A word of advice: Make an informed decision and create a balanced diet using these cheese varieties.
10. Yogurt
Whole milk yogurt is another calcium booster that has vitamins A and C, proteins, potassium, phosphorus, and good fats.
One cup (250g) of yogurt has about 296 mg of calcium and 243 IU of vitamin A.
Other Sources
11. Eggs, Meat, And Seafood Rich In Calcium
For all the meat and fish lovers, this is good news!
Listed below are the top scorers that are highest in calcium, enabling you to make healthier choices:
Food | Calcium Content (Per Cup of Serving) |
Salmon (pink) | 20.7 mg |
Sardines (canned) | 569 mg |
Eggs (raw) | 129 mg |
Clams | 104 mg |
Lobster (raw) | 102 mg |
More About Calcium Sources
- Whey protein, which is used in weight-loss diets, is rich in calcium.
- Rhubarb, the fruit-and-vegetable has high levels of calcium, along with vitamin K, dietary fiber, and prebiotic microbes.
- Muesli, quinoa, oats, and corn flakes are some cereals that are good sources of calcium.
- Edamame and kelp are important in Asian cuisine because of their high calcium levels.
Now that you have all the above options to choose from, it is going to be fun and easier creating a calcium-rich balanced meal plan.
Calcium Supplements You Can Trust
- Calcium Carbonate: Most quickly absorbed in the body. It is available over the counter in the form of capsules, liquids, and powder.

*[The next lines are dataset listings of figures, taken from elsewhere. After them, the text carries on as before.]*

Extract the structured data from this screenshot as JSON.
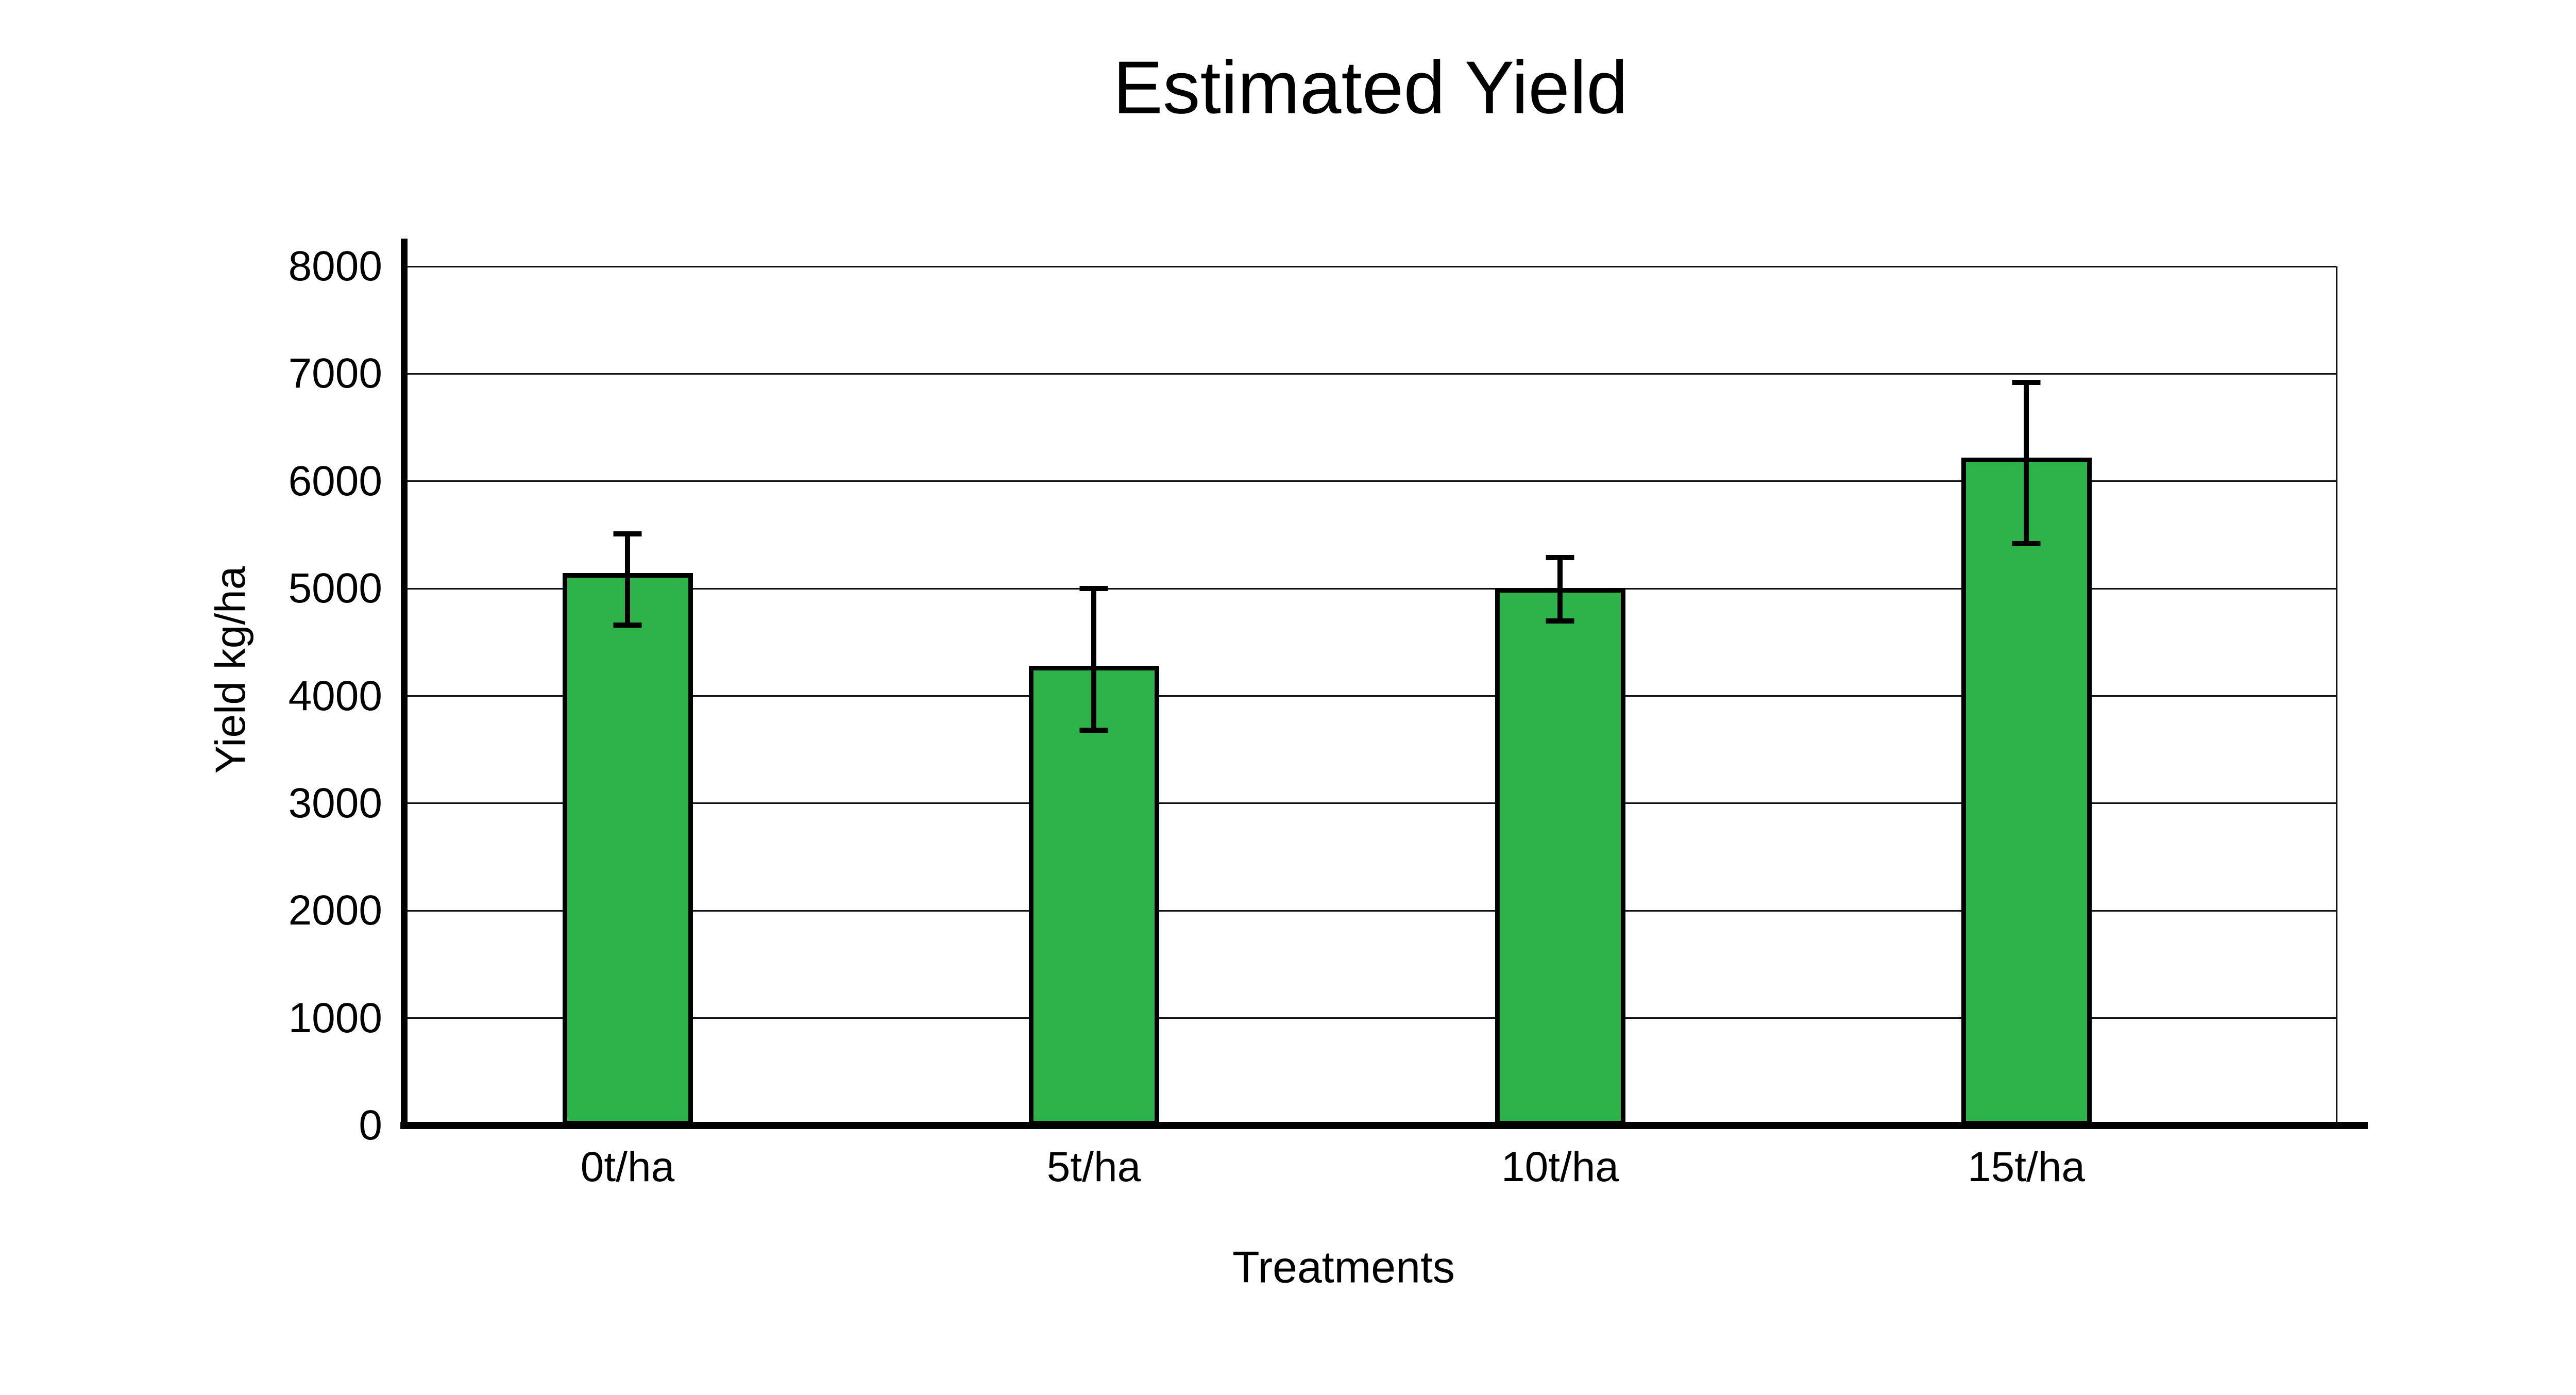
{
  "title": "Estimated Yield",
  "y_axis": {
    "label": "Yield kg/ha",
    "ticks": [
      8000,
      7000,
      6000,
      5000,
      4000,
      3000,
      2000,
      1000,
      0
    ]
  },
  "x_axis": {
    "label": "Treatments",
    "categories": [
      "0t/ha",
      "5t/ha",
      "10t/ha",
      "15t/ha"
    ]
  },
  "chart_data": {
    "type": "bar",
    "title": "Estimated Yield",
    "categories": [
      "0t/ha",
      "5t/ha",
      "10t/ha",
      "15t/ha"
    ],
    "values": [
      5145,
      4280,
      5005,
      6220
    ],
    "error_bars": {
      "upper": [
        5510,
        5000,
        5290,
        6920
      ],
      "lower": [
        4660,
        3680,
        4700,
        5420
      ]
    },
    "xlabel": "Treatments",
    "ylabel": "Yield kg/ha",
    "ylim": [
      0,
      8000
    ],
    "ytick_step": 1000,
    "grid": "horizontal-major",
    "legend": "none",
    "bar_color": "#2eb34a",
    "bar_border_color": "#000000",
    "error_bar_color": "#000000",
    "background": "#ffffff"
  }
}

- Calcium Citrate: A more expensive form of calcium. It is absorbed well on an empty or full stomach.
- Other Sources: Calcium gluconate, calcium lactate, calcium phosphate, calcium acetate, calcium citrate malate, calcium lactogluconate, tricalcium phosphate, etc. with multivitamin-mineral supplements are available.
- Vitamin K2: Vitamin K2 directly affects calcium absorption and metabolism in the body, and most people are deficient in it. When addressing calcium balance, K2 is a crucial supplement to consider.

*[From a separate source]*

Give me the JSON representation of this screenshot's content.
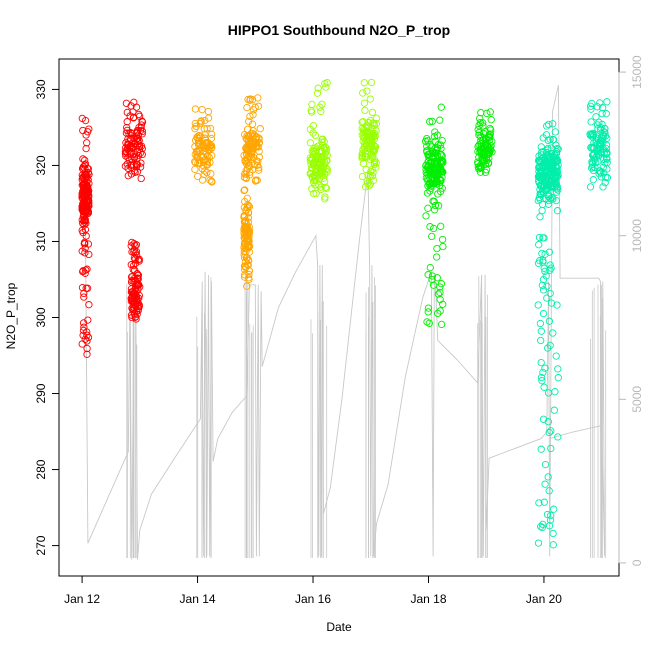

Check the product authenticity symbols, serving size, instructions to use, and calcium per serving before choosing the right supplement. Also, make sure you consult a doctor.

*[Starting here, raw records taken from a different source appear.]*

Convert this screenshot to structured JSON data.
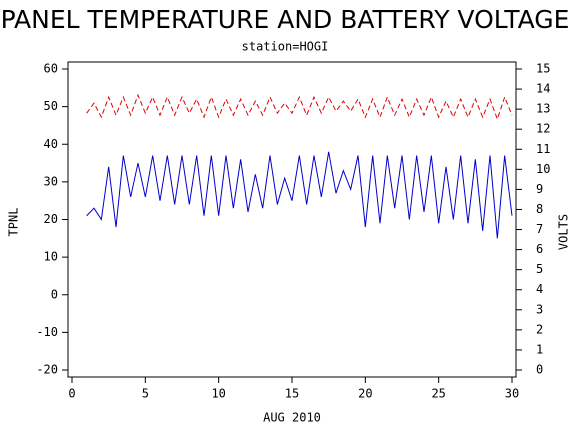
{
  "chart_data": {
    "type": "line",
    "title": "PANEL TEMPERATURE AND BATTERY VOLTAGE",
    "subtitle": "station=HOGI",
    "xlabel": "AUG 2010",
    "ylabel": "TPNL",
    "y2label": "VOLTS",
    "x": [
      1,
      1.5,
      2,
      2.5,
      3,
      3.5,
      4,
      4.5,
      5,
      5.5,
      6,
      6.5,
      7,
      7.5,
      8,
      8.5,
      9,
      9.5,
      10,
      10.5,
      11,
      11.5,
      12,
      12.5,
      13,
      13.5,
      14,
      14.5,
      15,
      15.5,
      16,
      16.5,
      17,
      17.5,
      18,
      18.5,
      19,
      19.5,
      20,
      20.5,
      21,
      21.5,
      22,
      22.5,
      23,
      23.5,
      24,
      24.5,
      25,
      25.5,
      26,
      26.5,
      27,
      27.5,
      28,
      28.5,
      29,
      29.5,
      30
    ],
    "series": [
      {
        "color": "#0000cc",
        "values": [
          21,
          23,
          20,
          34,
          18,
          37,
          26,
          35,
          26,
          37,
          25,
          37,
          24,
          37,
          24,
          37,
          21,
          37,
          21,
          37,
          23,
          36,
          22,
          32,
          23,
          37,
          24,
          31,
          25,
          37,
          24,
          37,
          26,
          38,
          27,
          33,
          28,
          37,
          18,
          37,
          19,
          37,
          23,
          37,
          20,
          37,
          22,
          37,
          19,
          34,
          20,
          37,
          19,
          36,
          17,
          37,
          15,
          37,
          21
        ]
      },
      {
        "color": "#dd0000",
        "dashed": true,
        "axis": "y2",
        "values": [
          12.8,
          13.3,
          12.6,
          13.6,
          12.7,
          13.6,
          12.7,
          13.7,
          12.8,
          13.6,
          12.7,
          13.6,
          12.7,
          13.6,
          12.8,
          13.5,
          12.6,
          13.6,
          12.6,
          13.5,
          12.7,
          13.5,
          12.7,
          13.4,
          12.7,
          13.6,
          12.8,
          13.3,
          12.8,
          13.6,
          12.7,
          13.6,
          12.8,
          13.6,
          12.9,
          13.4,
          12.9,
          13.5,
          12.6,
          13.5,
          12.6,
          13.6,
          12.7,
          13.5,
          12.6,
          13.5,
          12.7,
          13.6,
          12.6,
          13.4,
          12.6,
          13.5,
          12.6,
          13.5,
          12.6,
          13.5,
          12.5,
          13.6,
          12.7
        ]
      }
    ],
    "xlim": [
      0,
      30
    ],
    "xticks": [
      0,
      5,
      10,
      15,
      20,
      25,
      30
    ],
    "ylim": [
      -20,
      60
    ],
    "yticks": [
      -20,
      -10,
      0,
      10,
      20,
      30,
      40,
      50,
      60
    ],
    "y2lim": [
      0,
      15
    ],
    "y2ticks": [
      0,
      1,
      2,
      3,
      4,
      5,
      6,
      7,
      8,
      9,
      10,
      11,
      12,
      13,
      14,
      15
    ]
  }
}
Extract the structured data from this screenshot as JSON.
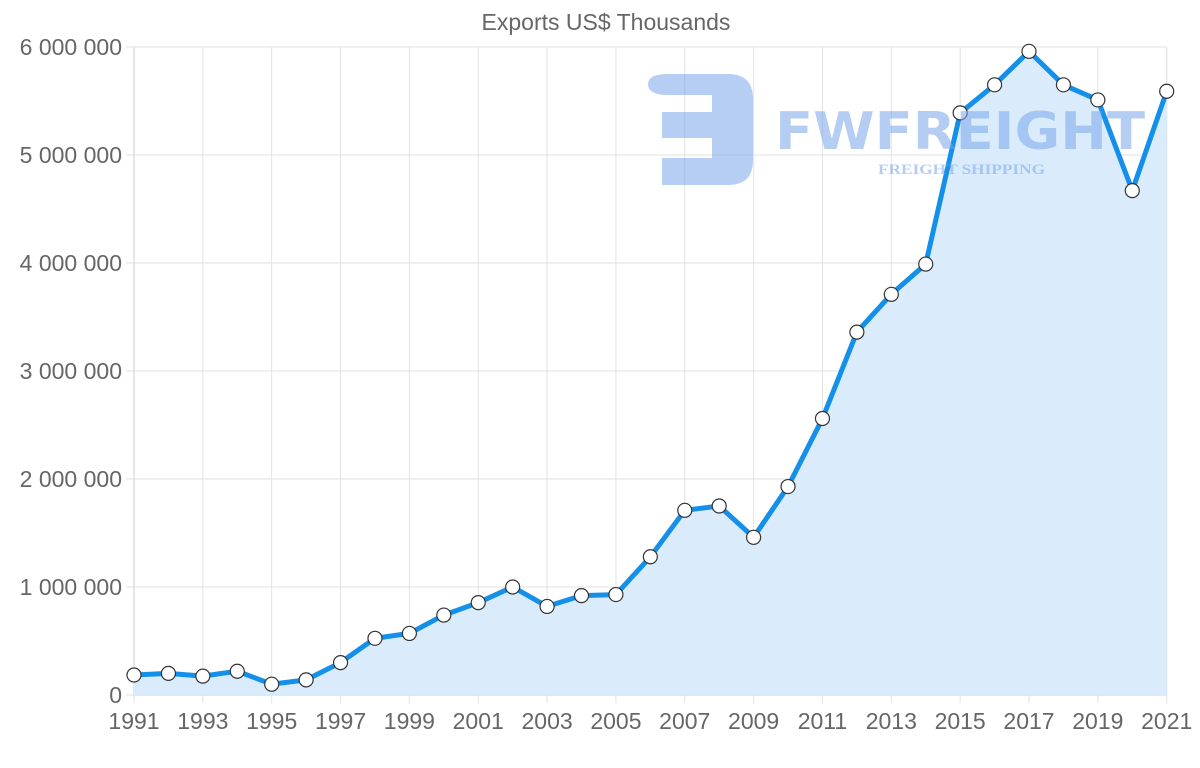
{
  "chart_data": {
    "type": "area",
    "title": "Exports US$ Thousands",
    "xlabel": "",
    "ylabel": "",
    "x": [
      1991,
      1992,
      1993,
      1994,
      1995,
      1996,
      1997,
      1998,
      1999,
      2000,
      2001,
      2002,
      2003,
      2004,
      2005,
      2006,
      2007,
      2008,
      2009,
      2010,
      2011,
      2012,
      2013,
      2014,
      2015,
      2016,
      2017,
      2018,
      2019,
      2020,
      2021
    ],
    "series": [
      {
        "name": "Exports US$ Thousands",
        "values": [
          185000,
          200000,
          175000,
          220000,
          100000,
          140000,
          300000,
          525000,
          570000,
          740000,
          855000,
          1000000,
          820000,
          920000,
          930000,
          1280000,
          1710000,
          1750000,
          1460000,
          1930000,
          2560000,
          3360000,
          3710000,
          3990000,
          5390000,
          5650000,
          5960000,
          5650000,
          5510000,
          4670000,
          5590000
        ]
      }
    ],
    "xtick_labels": [
      "1991",
      "1993",
      "1995",
      "1997",
      "1999",
      "2001",
      "2003",
      "2005",
      "2007",
      "2009",
      "2011",
      "2013",
      "2015",
      "2017",
      "2019",
      "2021"
    ],
    "ytick_labels": [
      "0",
      "1 000 000",
      "2 000 000",
      "3 000 000",
      "4 000 000",
      "5 000 000",
      "6 000 000"
    ],
    "yticks": [
      0,
      1000000,
      2000000,
      3000000,
      4000000,
      5000000,
      6000000
    ],
    "ylim": [
      0,
      6000000
    ],
    "xlim": [
      1991,
      2021
    ],
    "grid": true,
    "legend": null,
    "colors": {
      "line": "#1590ea",
      "fill": "#d8ebfc",
      "point_fill": "#ffffff",
      "point_stroke": "#333333",
      "text": "#666666",
      "grid": "#e2e2e2"
    }
  },
  "watermark": {
    "brand": "FWFREIGHT",
    "tagline": "FREIGHT SHIPPING",
    "color": "#7aa6ea"
  }
}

What Happens If There’s Too Much Calcium In Your Body?
- Having too much calcium in the body can:
- Lead to constipation
- Interfere with the metabolism of iron and zinc
- Cause kidney stones
- Increase the risk of developing prostate cancer and heart diseases
- Reduce the absorption of certain antibiotics, thyroid-stimulating drugs, etc.